Ray Gómez* | 11 de marzo de 2025
Desde tiempos inmemoriales, la necesidad de identificarnos ha sido una constante en la historia de la humanidad. Mucho antes de que existieran las redes sociales y los perfiles en línea, nuestros ancestros ya buscaban la manera de distinguir a cada individuo dentro de su comunidad. Y así, mucho antes de que se redactara la carta de los derechos humanos, ya se le reconocía al hombre el derecho a la identidad.
En los albores de la civilización, un simple nombre bastaba para diferenciarnos. Pero a medida que las sociedades crecían, surgieron nuevas necesidades y, con ellas, nuevas formas de identificación. ¿Cómo distinguir a dos Josés en un mismo pueblo? La solución fue tan sencilla como ingeniosa: añadir un segundo nombre que indicara su origen o procedencia. Así nacieron los «de»: José de Arimatea, Jesús de Nazaret, Pablo de Tarso.
Pero la historia no se detuvo ahí. Tras la caída del Imperio Romano y la llegada de la Edad Media (un período que abarcó aproximadamente desde el siglo V hasta el siglo XV), la sociedad experimentó una profunda transformación. La vida se centraba en pequeñas comunidades rurales, donde el oficio del padre definía a toda la familia. En una época en la que la mayoría de la población era analfabeta, los apodos relacionados con el trabajo se convirtieron en la forma más práctica de identificación.

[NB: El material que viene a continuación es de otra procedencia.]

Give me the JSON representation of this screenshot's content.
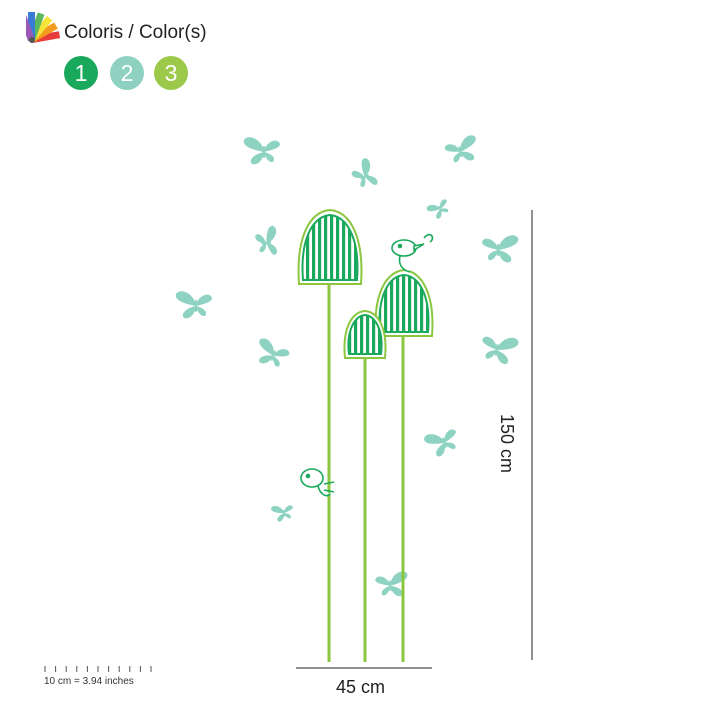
{
  "header": {
    "palette_icon": "color-palette-icon",
    "title": "Coloris / Color(s)"
  },
  "swatches": [
    {
      "label": "1",
      "color": "#1aa85c"
    },
    {
      "label": "2",
      "color": "#8fd1c0"
    },
    {
      "label": "3",
      "color": "#9cc94a"
    }
  ],
  "dimensions": {
    "height_label": "150 cm",
    "width_label": "45 cm"
  },
  "scale": {
    "label": "10 cm = 3.94 inches"
  },
  "colors": {
    "butterfly": "#8ed3c2",
    "pod_dark": "#1aa85c",
    "stem": "#8cc63f",
    "line": "#222222"
  }
}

Imaginen por un momento la vida en un pueblo medieval. La mayoría de la población se dedicaba a la agricultura y la ganadería, pero también había artesanos que desempeñaban oficios esenciales. Un día cualquiera en la edad media, se dedicaba a trabajar la tierra, cuidar el ganado, o realizar labores artesanales. El día de un campesino comenzaba al amanecer y terminaba al anochecer. Los campesinos trabajaban la tierra, cultivando cereales, verduras y frutas. También criaban animales como vacas, ovejas y cerdos. Los artesanos, por su parte, trabajaban en sus talleres, produciendo herramientas, ropa, calzado y otros bienes necesarios para la vida cotidiana. La vida en la Edad Media era dura y exigente, pero también estaba llena de comunidad y solidaridad.
Más tarde, con la fragmentación del Imperio Romano y el ascenso del sistema feudal, los nombres empezaron a incorporar referencias al oficio del jefe de familia.
Y es que los señores feudales, que tenían que controlar extensos territorios, usaron los apellidos para agrupar a sus súbditos según su actividad económica. Si el pueblo tenía un sastre, su descendencia probablemente llevaría el apellido Sastre; si un hombre fabricaba botas, su familia se convertiría en los Botero.
Lo que comenzó como una forma de control y orden terminó convirtiéndose en una herencia identitaria que ha llegado hasta nuestros días, lo mismo si eran hijos de alguien. Así estaban los «Pérez» (hijos de Pedro), los «González» (hijos de Gonzalo) y los «Rodríguez» (hijos de Rodrigo) que se multiplicaron por toda la península ibérica.
Así nacieron los Herrero, Carpintero, Panadero, Molinero y Zapatero, Pintor, Pescador, Carretero, Campanero, Pastor, Calero, Cantor, Platero, Quintero, Cazador, Leñero, Librero, Cantero, Guerrero y otros que el lector recuerde.
Aunque hoy los apellidos han perdido su función original, aún nos cuentan una historia. En cada Pérez, García o López hay un linaje que se remonta a generaciones pasadas. Algunos reflejan el lugar de origen, otros el oficio de un ancestro y algunos hasta una característica física. ¿Quién diría que los antiguos apellidos como Delgado, Rubio o Moreno fueron la primera forma de ‘fotografía’ de nuestros antepasado
Y es que nuestros apellidos son mucho más que simples etiquetas. Son cápsulas del tiempo que nos conectan con nuestras raíces, con las historias de aquellos que nos precedieron. Cada apellido esconde un relato fascinante, una pista al pasado.
Así que la próxima vez que te preguntes por el origen de tu apellido, recuerda que estás indagando en un capítulo apasionante de la historia de la humanidad.